Marine Court, St. Leonards-on-Sea
... along the prom ...

Friday, 17 January 2014

Lost Buildings 1 - Alexandria and Berlin

Fall of the Berlin Wall 1989
(photo from thecommune.co.uk)
All around the world, buildings vanish every day, as do other manmade structures. Some losses are notable. Nobody is likely to mourn the loss of the Berlin Wall, which for 28 years divided not just the city of Berlin but the surrounding countryside for 100 miles, before inexorable political change led to it being torn down in 1989.
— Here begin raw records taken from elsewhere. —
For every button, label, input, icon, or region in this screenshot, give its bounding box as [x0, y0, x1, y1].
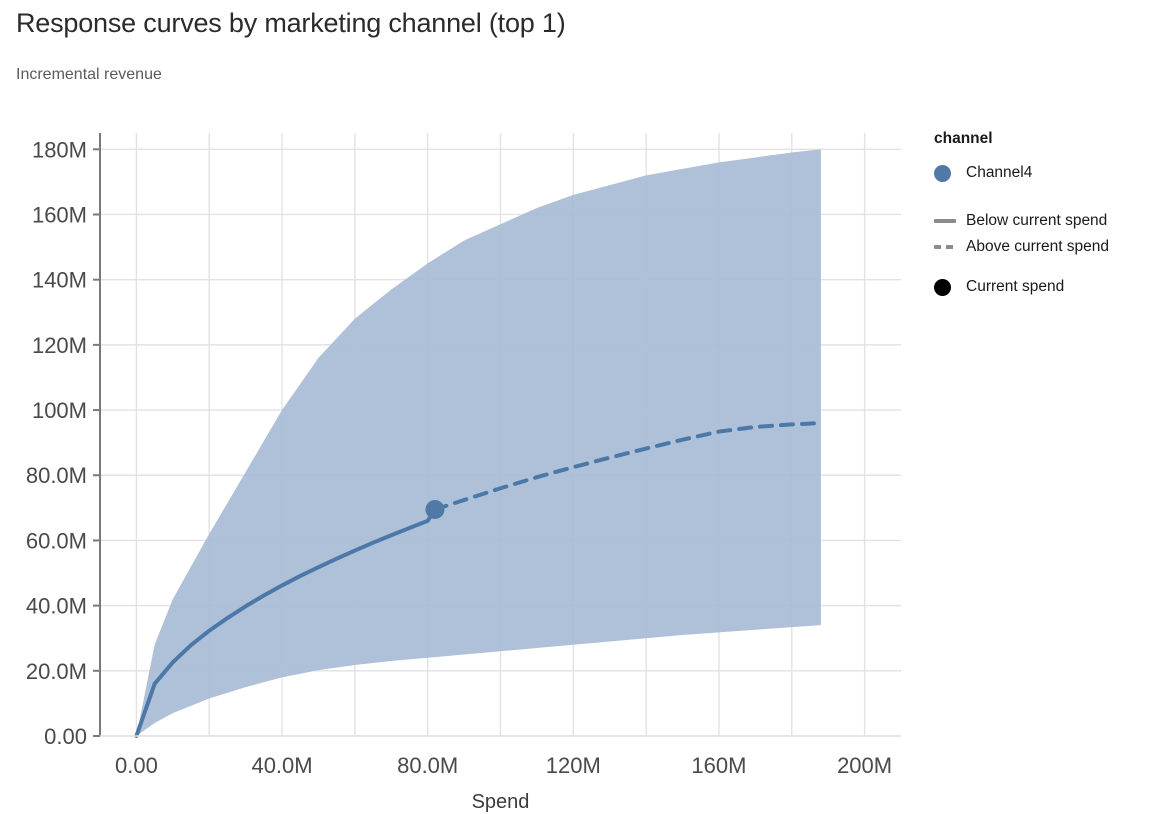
- legend-item-label: Current spend: [966, 278, 1064, 296]
- svg-text:40.0M: 40.0M: [26, 594, 87, 619]
- svg-text:20.0M: 20.0M: [26, 659, 87, 684]
- chart-page: Response curves by marketing channel (to…: [0, 0, 1164, 814]
- svg-text:40.0M: 40.0M: [251, 753, 312, 778]
- legend-item-label: Channel4: [966, 164, 1032, 182]
- svg-text:100M: 100M: [32, 398, 87, 423]
- svg-text:140M: 140M: [32, 268, 87, 293]
- legend-spacer: [934, 186, 1164, 208]
- confidence-band: [136, 149, 820, 736]
- current-spend-marker[interactable]: [425, 500, 444, 519]
- svg-text:160M: 160M: [32, 202, 87, 227]
- svg-text:120M: 120M: [32, 333, 87, 358]
- svg-text:80.0M: 80.0M: [397, 753, 458, 778]
- response-curve-plot: 0.0020.0M40.0M60.0M80.0M100M120M140M160M…: [0, 0, 1164, 814]
- svg-text:0.00: 0.00: [44, 724, 87, 749]
- svg-text:60.0M: 60.0M: [26, 528, 87, 553]
- legend-item-current-spend[interactable]: Current spend: [934, 274, 1164, 300]
- legend-item-label: Below current spend: [966, 212, 1107, 230]
- legend-item-label: Above current spend: [966, 238, 1109, 256]
- channel4-dot-icon: [934, 165, 966, 182]
- legend-item-above-current-spend[interactable]: Above current spend: [934, 234, 1164, 260]
- svg-text:200M: 200M: [837, 753, 892, 778]
- solid-line-icon: [934, 219, 966, 223]
- legend-spacer: [934, 260, 1164, 274]
- current-spend-dot-icon: [934, 279, 966, 296]
- dashed-line-icon: [934, 245, 966, 249]
- legend-title: channel: [934, 130, 1164, 148]
- legend-item-below-current-spend[interactable]: Below current spend: [934, 208, 1164, 234]
- svg-text:120M: 120M: [546, 753, 601, 778]
- svg-text:Spend: Spend: [472, 791, 530, 813]
- legend: channel Channel4 Below current spend Abo…: [934, 130, 1164, 300]
- svg-text:160M: 160M: [691, 753, 746, 778]
- svg-text:180M: 180M: [32, 137, 87, 162]
- svg-text:80.0M: 80.0M: [26, 463, 87, 488]
- svg-text:0.00: 0.00: [115, 753, 158, 778]
- legend-item-channel4[interactable]: Channel4: [934, 160, 1164, 186]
On the other hand, the Ancient Library of Alexandria in Egypt was deliberately burned down by Christian fanatics in 391 AD after Emperor Theodosius outlawed 'paganism'. This barbaric act lead to the loss of a thousand years of learning.  It was only with the 1799 discovery of the Rosetta Stone and its eventual translation, 22 years later, that the way to read the hieroglyphic writing of the Ancient Egyptians was re-learned.


The new Bibliotheca Alexandrina 2006 (my Photo)
I saw the Berlin wall as a teenager and happily re-visited, with my own children in July 1990, to observe its demise. There was some left then and I have a piece which I picked up from beside the Brandenberg Gate. And as if to celebrate a brave new world, in Egypt the Library of Alexandria, lost almost 1700 years ago, was finally replaced by a superb new library, designed in 1989 by Norwegian architects from the Olso and New York SnÇ¿hetta practice.

Bibliotheca Alexandrina Interior 2006 (my Photo)

This modern building, the Bibliotheca Alexandrina, which I was lucky enough to visit in 2006, is a beautiful low pyramid of glass and steel housing a multilingual library. It seemed popular and well used when I visited, I sincerely hope that Egypt's current political, religious and social disruption doesn't damage this beautiful and essential  repository of learning.  The Egyptian people deserve to live with education and erudition freely available and if it can remain associated with great architecture, so much the better.

Between the world famous extremes of the Berlin Wall and the Great Library of Alexandria, many smaller, less significant structures also fall, sometimes almost unnoticed and their loss is often nothing to do with either religion or politics. I'll talk about some of them in a week or two.